Liberalisasi merupakan dampak penerapan sistem kapitalisme neoliberal karena sistem ini melegalkan swasta menguasai dan mengendalikan SDA termasuk migas, bahkan untuk semakin menguatkan posisi ini, kapitalisme menempatkan negara hanya sebagai regulator yang hanya berperan membuat undang-undang, sehingga privatisasi SDA oleh para kapital semakin mulus, hasilnya berbagai produk energi seperti gas LPG sebagai salah satu hasil pengelolaan migas terimbas, harga LPG pun semakin mahal dan sulit dijangkau oleh masyarakat.
Sangat berbeda dengan cara Islam dalam mengatur kebutuhan energi rakyat seperti gas (LPG). Islam memiliki hukum syariat mengenai pengelolaan SDA secara praktis yang diterapkan negara bernama Khilafah.
Rasulullah saw Bersabda : "Kaum Muslim itu berserikat dalam tiga hal, yaitu air, padang rumput, dan api", (HR. Abu Dawud).
"Sesungguhnya dia bermaksud meminta (tambang) garam kepada Rasulullah, maka beliau memberikannya. Tatkala beliau memberikannya, salah seorang laki-laki yang ada di dalam majlis berkata "Apakah engkau mengetahui apa yang telah engkau berikan,?
"Sesungguhnya apa yang engkau berikan itu laksana memberikan air yang mengalir," Akhirnya beliau bersabda : Kalau begitu tarik kembali darinya,"(HR.Tirmidzi).
Ini merupakan dalil larangan atas individu untuk memilikinya, karena hal itu merupakan milik seluruh kaum muslim (Syekh Abdul Qadim Zallum, dalam kitab Al-Amwal fi Daulah Khilafah).
SDA migas merupakan harta kekayaan milik umum yang tidak boleh ada privatisasi di dalamnya, selain itu sumber daya alam migas termasuk kekayaan alam yang tidak bisa dimanfaatkan secara langsung oleh umat.
Untuk bisa menikmati hasilnya memerlukan usaha keras, tenaga ahli, dan profesional, teknologi canggih, serta biaya yang tinggi. Syariat telah menetapkan negaralah yang berhak mengeksplorasi, mengeksploitasi, mengelolanya sebagai perwakilan kaum muslimin dan hasilnya dikembalikan kepada mereka secara utuh. Adapun mekanisme yang ditempuh melalui dua cara yaitu secara tidak langsung dan secara langsung.
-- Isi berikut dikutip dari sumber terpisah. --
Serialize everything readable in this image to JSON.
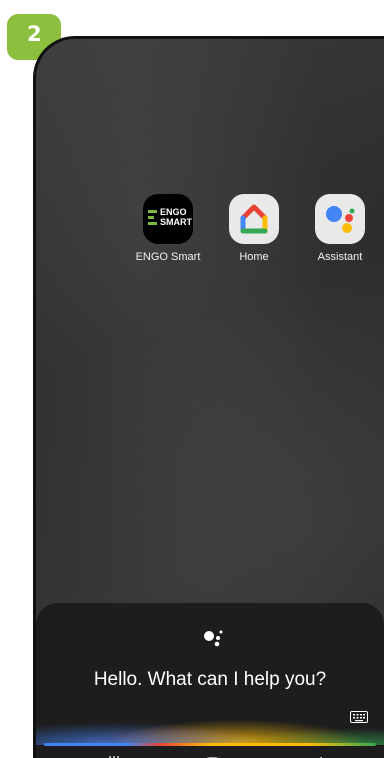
{
  "step": {
    "number": "2",
    "badge_color": "#8dbf3f"
  },
  "home_screen": {
    "apps": [
      {
        "label": "ENGO Smart",
        "icon": "engo-smart-icon",
        "icon_text_line1": "ENGO",
        "icon_text_line2": "SMART",
        "accent": "#7dbb3f"
      },
      {
        "label": "Home",
        "icon": "google-home-icon"
      },
      {
        "label": "Assistant",
        "icon": "google-assistant-icon"
      }
    ]
  },
  "assistant": {
    "prompt": "Hello. What can I help you?",
    "icons": [
      "assistant-dots-icon",
      "keyboard-icon"
    ],
    "colors": [
      "#4285f4",
      "#ea4335",
      "#fbbc05",
      "#34a853"
    ]
  },
  "navigation": {
    "icons": [
      "recent-apps-icon",
      "home-nav-icon",
      "back-icon"
    ]
  }
}
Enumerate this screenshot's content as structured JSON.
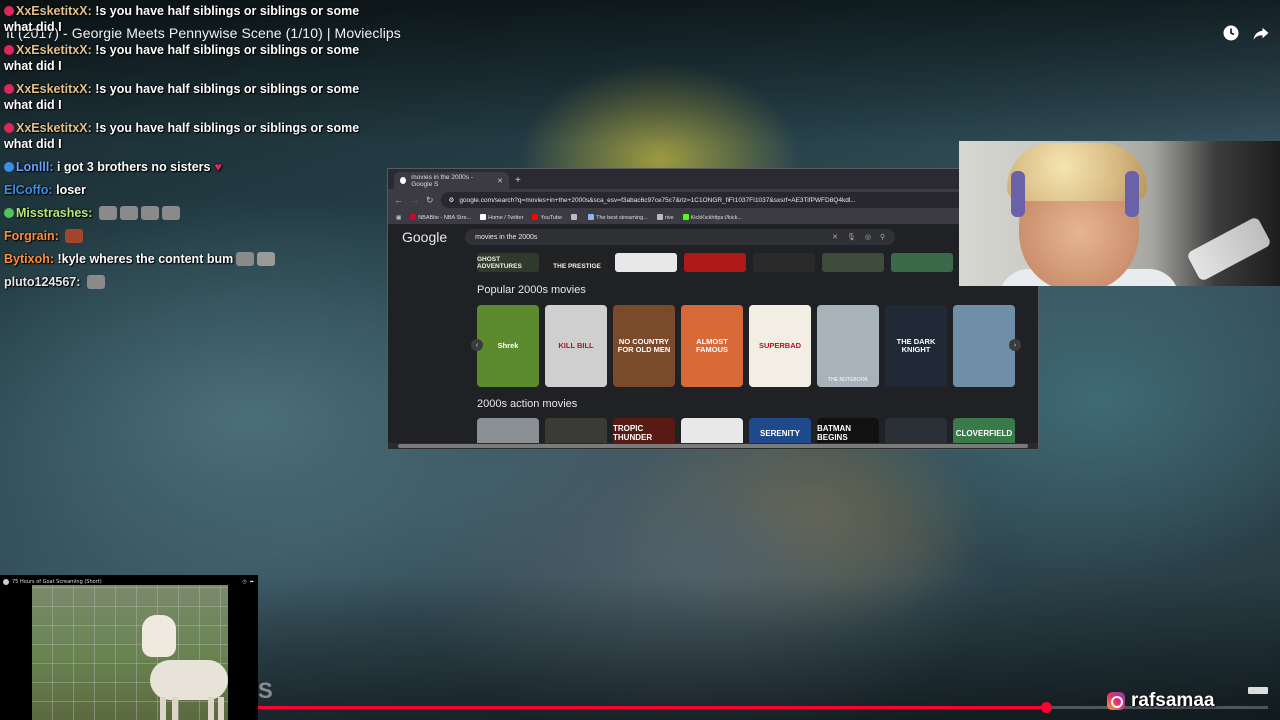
{
  "video": {
    "title": "It (2017) - Georgie Meets Pennywise Scene (1/10) | Movieclips",
    "progress_fraction": 0.78
  },
  "chat": [
    {
      "user": "XxEsketitxX:",
      "user_color": "#e3c08a",
      "badge_color": "#e0255a",
      "text": "!s you have half siblings or siblings or some what did I"
    },
    {
      "user": "XxEsketitxX:",
      "user_color": "#e3c08a",
      "badge_color": "#e0255a",
      "text": "!s you have half siblings or siblings or some what did I"
    },
    {
      "user": "XxEsketitxX:",
      "user_color": "#e3c08a",
      "badge_color": "#e0255a",
      "text": "!s you have half siblings or siblings or some what did I"
    },
    {
      "user": "XxEsketitxX:",
      "user_color": "#e3c08a",
      "badge_color": "#e0255a",
      "text": "!s you have half siblings or siblings or some what did I"
    },
    {
      "user": "Lonlll:",
      "user_color": "#6aa0ff",
      "badge_color": "#3a8ee6",
      "text": "i got 3 brothers no sisters"
    },
    {
      "user": "ElCoffo:",
      "user_color": "#3a8ee6",
      "badge_color": "",
      "text": "loser"
    },
    {
      "user": "Misstrashes:",
      "user_color": "#b7e67a",
      "badge_color": "#53c25c",
      "text": ""
    },
    {
      "user": "Forgrain:",
      "user_color": "#ff8c3a",
      "badge_color": "",
      "text": ""
    },
    {
      "user": "Bytixoh:",
      "user_color": "#ff8c3a",
      "badge_color": "",
      "text": "!kyle wheres the content bum"
    },
    {
      "user": "pluto124567:",
      "user_color": "#e8e8e8",
      "badge_color": "",
      "text": ""
    }
  ],
  "browser": {
    "tab_title": "movies in the 2000s - Google S",
    "new_tab": "+",
    "url": "google.com/search?q=movies+in+the+2000s&sca_esv=f3abac6c97ce75c7&rlz=1C1ONGR_fiFI1037FI1037&sxsrf=AE3TifPWFD8Q4kdl...",
    "bookmarks": [
      {
        "label": "NBABite - NBA Stre...",
        "color": "#c9082a"
      },
      {
        "label": "Home / Twitter",
        "color": "#ffffff"
      },
      {
        "label": "YouTube",
        "color": "#ff0000"
      },
      {
        "label": "",
        "color": "#bbbbbb"
      },
      {
        "label": "The best streaming...",
        "color": "#8ab4f8"
      },
      {
        "label": "rive",
        "color": "#bbbbbb"
      },
      {
        "label": "KickKickhttps://kick...",
        "color": "#53fc18"
      }
    ],
    "google_logo": "Google",
    "search_query": "movies in the 2000s",
    "top_strip": [
      "GHOST ADVENTURES",
      "THE PRESTIGE",
      "",
      "",
      "",
      "",
      ""
    ],
    "section1_title": "Popular 2000s movies",
    "popular": [
      {
        "label": "Shrek",
        "caption": "",
        "bg": "#5c8b2e"
      },
      {
        "label": "KILL BILL",
        "caption": "",
        "bg": "#cfcfcf"
      },
      {
        "label": "NO COUNTRY FOR OLD MEN",
        "caption": "",
        "bg": "#7a4a2a"
      },
      {
        "label": "ALMOST FAMOUS",
        "caption": "",
        "bg": "#d86a3a"
      },
      {
        "label": "SUPERBAD",
        "caption": "",
        "bg": "#f2eee4"
      },
      {
        "label": "",
        "caption": "THE NOTEBOOK",
        "bg": "#a7b3b8"
      },
      {
        "label": "THE DARK KNIGHT",
        "caption": "",
        "bg": "#1f2a36"
      },
      {
        "label": "",
        "caption": "",
        "bg": "#6f8fa8"
      }
    ],
    "section2_title": "2000s action movies",
    "action": [
      {
        "label": "",
        "bg": "#8a8f94"
      },
      {
        "label": "",
        "bg": "#3a3a36"
      },
      {
        "label": "TROPIC THUNDER",
        "bg": "#5a1a14"
      },
      {
        "label": "",
        "bg": "#e8e8e8"
      },
      {
        "label": "SERENITY",
        "bg": "#1e4a8c"
      },
      {
        "label": "BATMAN BEGINS",
        "bg": "#111111"
      },
      {
        "label": "",
        "bg": "#2a2f36"
      },
      {
        "label": "CLOVERFIELD",
        "bg": "#3a7a4a"
      }
    ]
  },
  "mini_player": {
    "title": "75 Hours of Goat Screaming (Short)",
    "overlay_letter": "S"
  },
  "instagram": {
    "handle": "rafsamaa"
  }
}
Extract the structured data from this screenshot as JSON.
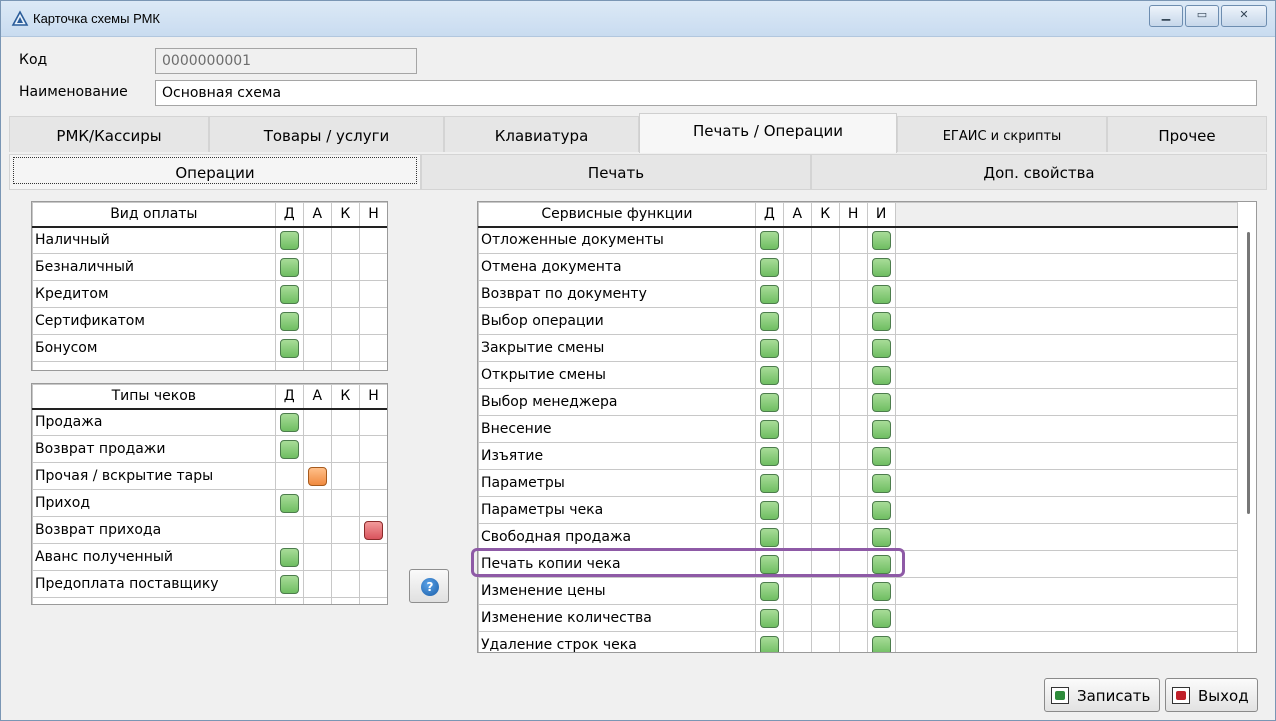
{
  "window": {
    "title": "Карточка схемы РМК"
  },
  "form": {
    "code_label": "Код",
    "code_value": "0000000001",
    "name_label": "Наименование",
    "name_value": "Основная схема"
  },
  "main_tabs": [
    {
      "label": "РМК/Кассиры"
    },
    {
      "label": "Товары / услуги"
    },
    {
      "label": "Клавиатура"
    },
    {
      "label": "Печать / Операции"
    },
    {
      "label": "ЕГАИС и скрипты"
    },
    {
      "label": "Прочее"
    }
  ],
  "sub_tabs": [
    {
      "label": "Операции"
    },
    {
      "label": "Печать"
    },
    {
      "label": "Доп. свойства"
    }
  ],
  "payment_table": {
    "headers": [
      "Вид оплаты",
      "Д",
      "А",
      "К",
      "Н"
    ],
    "rows": [
      {
        "name": "Наличный",
        "marks": [
          "green",
          "",
          "",
          ""
        ]
      },
      {
        "name": "Безналичный",
        "marks": [
          "green",
          "",
          "",
          ""
        ]
      },
      {
        "name": "Кредитом",
        "marks": [
          "green",
          "",
          "",
          ""
        ]
      },
      {
        "name": "Сертификатом",
        "marks": [
          "green",
          "",
          "",
          ""
        ]
      },
      {
        "name": "Бонусом",
        "marks": [
          "green",
          "",
          "",
          ""
        ]
      }
    ]
  },
  "receipt_table": {
    "headers": [
      "Типы чеков",
      "Д",
      "А",
      "К",
      "Н"
    ],
    "rows": [
      {
        "name": "Продажа",
        "marks": [
          "green",
          "",
          "",
          ""
        ]
      },
      {
        "name": "Возврат продажи",
        "marks": [
          "green",
          "",
          "",
          ""
        ]
      },
      {
        "name": "Прочая / вскрытие тары",
        "marks": [
          "",
          "orange",
          "",
          ""
        ]
      },
      {
        "name": "Приход",
        "marks": [
          "green",
          "",
          "",
          ""
        ]
      },
      {
        "name": "Возврат прихода",
        "marks": [
          "",
          "",
          "",
          "red"
        ]
      },
      {
        "name": "Аванс полученный",
        "marks": [
          "green",
          "",
          "",
          ""
        ]
      },
      {
        "name": "Предоплата поставщику",
        "marks": [
          "green",
          "",
          "",
          ""
        ]
      }
    ]
  },
  "service_table": {
    "headers": [
      "Сервисные функции",
      "Д",
      "А",
      "К",
      "Н",
      "И"
    ],
    "rows": [
      {
        "name": "Отложенные документы",
        "marks": [
          "green",
          "",
          "",
          "",
          "green"
        ]
      },
      {
        "name": "Отмена документа",
        "marks": [
          "green",
          "",
          "",
          "",
          "green"
        ]
      },
      {
        "name": "Возврат по документу",
        "marks": [
          "green",
          "",
          "",
          "",
          "green"
        ]
      },
      {
        "name": "Выбор операции",
        "marks": [
          "green",
          "",
          "",
          "",
          "green"
        ]
      },
      {
        "name": "Закрытие смены",
        "marks": [
          "green",
          "",
          "",
          "",
          "green"
        ]
      },
      {
        "name": "Открытие смены",
        "marks": [
          "green",
          "",
          "",
          "",
          "green"
        ]
      },
      {
        "name": "Выбор менеджера",
        "marks": [
          "green",
          "",
          "",
          "",
          "green"
        ]
      },
      {
        "name": "Внесение",
        "marks": [
          "green",
          "",
          "",
          "",
          "green"
        ]
      },
      {
        "name": "Изъятие",
        "marks": [
          "green",
          "",
          "",
          "",
          "green"
        ]
      },
      {
        "name": "Параметры",
        "marks": [
          "green",
          "",
          "",
          "",
          "green"
        ]
      },
      {
        "name": "Параметры чека",
        "marks": [
          "green",
          "",
          "",
          "",
          "green"
        ]
      },
      {
        "name": "Свободная продажа",
        "marks": [
          "green",
          "",
          "",
          "",
          "green"
        ]
      },
      {
        "name": "Печать копии чека",
        "marks": [
          "green",
          "",
          "",
          "",
          "green"
        ]
      },
      {
        "name": "Изменение цены",
        "marks": [
          "green",
          "",
          "",
          "",
          "green"
        ]
      },
      {
        "name": "Изменение количества",
        "marks": [
          "green",
          "",
          "",
          "",
          "green"
        ]
      },
      {
        "name": "Удаление строк чека",
        "marks": [
          "green",
          "",
          "",
          "",
          "green"
        ]
      }
    ]
  },
  "help_button": {
    "glyph": "?"
  },
  "footer": {
    "save_label": "Записать",
    "exit_label": "Выход"
  },
  "colors": {
    "highlight": "#8e5aa6",
    "mark_green": "#7cc46e",
    "mark_orange": "#f59a50",
    "mark_red": "#e06068"
  }
}
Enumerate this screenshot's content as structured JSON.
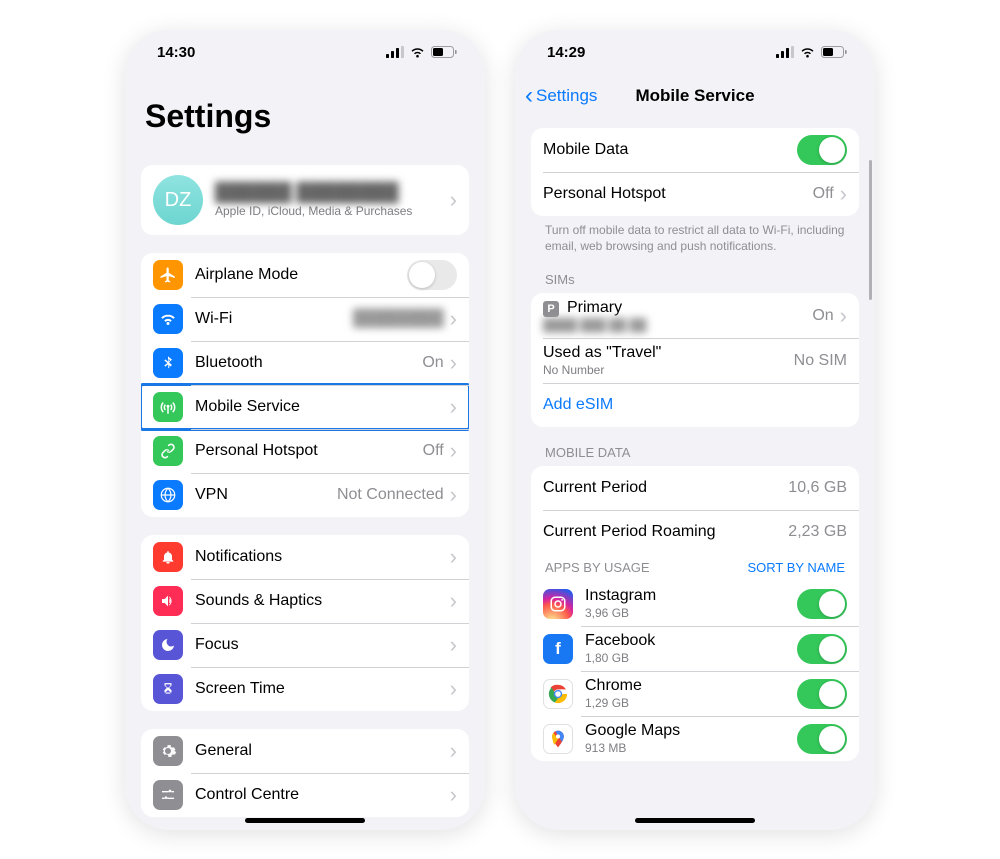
{
  "left": {
    "time": "14:30",
    "title": "Settings",
    "profile": {
      "initials": "DZ",
      "name_blurred": "██████ ████████",
      "subtitle": "Apple ID, iCloud, Media & Purchases"
    },
    "network_rows": [
      {
        "icon": "airplane",
        "color": "#ff9500",
        "label": "Airplane Mode",
        "toggle": false
      },
      {
        "icon": "wifi",
        "color": "#0a7aff",
        "label": "Wi-Fi",
        "value_blurred": "████████"
      },
      {
        "icon": "bluetooth",
        "color": "#0a7aff",
        "label": "Bluetooth",
        "value": "On"
      },
      {
        "icon": "antenna",
        "color": "#34c759",
        "label": "Mobile Service",
        "highlighted": true
      },
      {
        "icon": "link",
        "color": "#34c759",
        "label": "Personal Hotspot",
        "value": "Off"
      },
      {
        "icon": "globe",
        "color": "#0a7aff",
        "label": "VPN",
        "value": "Not Connected"
      }
    ],
    "system_rows": [
      {
        "icon": "bell",
        "color": "#ff3b30",
        "label": "Notifications"
      },
      {
        "icon": "speaker",
        "color": "#ff2d55",
        "label": "Sounds & Haptics"
      },
      {
        "icon": "moon",
        "color": "#5856d6",
        "label": "Focus"
      },
      {
        "icon": "hourglass",
        "color": "#5856d6",
        "label": "Screen Time"
      }
    ],
    "general_rows": [
      {
        "icon": "gear",
        "color": "#8e8e93",
        "label": "General"
      },
      {
        "icon": "sliders",
        "color": "#8e8e93",
        "label": "Control Centre"
      }
    ]
  },
  "right": {
    "time": "14:29",
    "back_label": "Settings",
    "title": "Mobile Service",
    "top_rows": {
      "mobile_data": "Mobile Data",
      "mobile_data_on": true,
      "personal_hotspot": "Personal Hotspot",
      "personal_hotspot_value": "Off"
    },
    "footer_text": "Turn off mobile data to restrict all data to Wi-Fi, including email, web browsing and push notifications.",
    "sims_header": "SIMs",
    "sims": [
      {
        "badge": "P",
        "title": "Primary",
        "sub_blurred": "████ ███ ██ ██",
        "value": "On",
        "chev": true
      },
      {
        "title": "Used as \"Travel\"",
        "sub": "No Number",
        "value": "No SIM"
      }
    ],
    "add_esim": "Add eSIM",
    "mobile_data_header": "MOBILE DATA",
    "usage": [
      {
        "label": "Current Period",
        "value": "10,6 GB"
      },
      {
        "label": "Current Period Roaming",
        "value": "2,23 GB"
      }
    ],
    "apps_header": "APPS BY USAGE",
    "sort_action": "SORT BY NAME",
    "apps": [
      {
        "icon": "instagram",
        "name": "Instagram",
        "usage": "3,96 GB",
        "on": true
      },
      {
        "icon": "facebook",
        "glyph": "f",
        "name": "Facebook",
        "usage": "1,80 GB",
        "on": true
      },
      {
        "icon": "chrome",
        "name": "Chrome",
        "usage": "1,29 GB",
        "on": true
      },
      {
        "icon": "maps",
        "name": "Google Maps",
        "usage": "913 MB",
        "on": true
      }
    ]
  }
}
Secara langsung Khilafah memberikan subsidi energi seperti listrik, BBM, gas LPG dsb yang membuat
rakyat mudah untuk mendapatkan kebutuhan energi dengan harga terjangkau bahkan gratis. Adapun mekanisme tidak langsung, Khilafah menjamin secara mutlak kebutuhan dasar publik seperti kesehatan, pendidikan, dan keamanan bagi warga negaranya. Biaya untuk menjamin kebutuhan dasar publik Khilafah mengambilnya dari pos kepemilikan umum Baitul Mal. Setiap warga negara Khilafah bisa mengakses layanan publik secara gratis.
Sementara dana pos ini berasal dari pengelolaan SDA, Khilafah boleh menjual migas kepada industri dengan mengambil keuntungan yang wajar, bahkan Khilafah boleh mengekspor migas ke luar negeri dengan mengambil keuntungan yang maksimal. Selanjutnya keuntungan ini masuk ke dalam pos kepemilikan umum Baitul Mal untuk menjamin kebutuhan dasar publik.
Pos ini juga bisa digunakan untuk membiayai seluruh proses operasional produksi migas, pengadaan sarana dan infrastruktur, riset, eksploitasi pengelolaan, hingga distribusi ke SPBU-SPBU, termasuk membayar seluruh kegiatan administrasi dan tenaga (karyawan, ahli atau direksi) yang terlibat di dalamnya. Inilah pengelolaan energi demi terwujudnya ketersediaan berbagai produk BBM dan gas LPG dalam Khilafah, yang akan memberikan kesejahteraan kepada rakyat secara keseluruhan.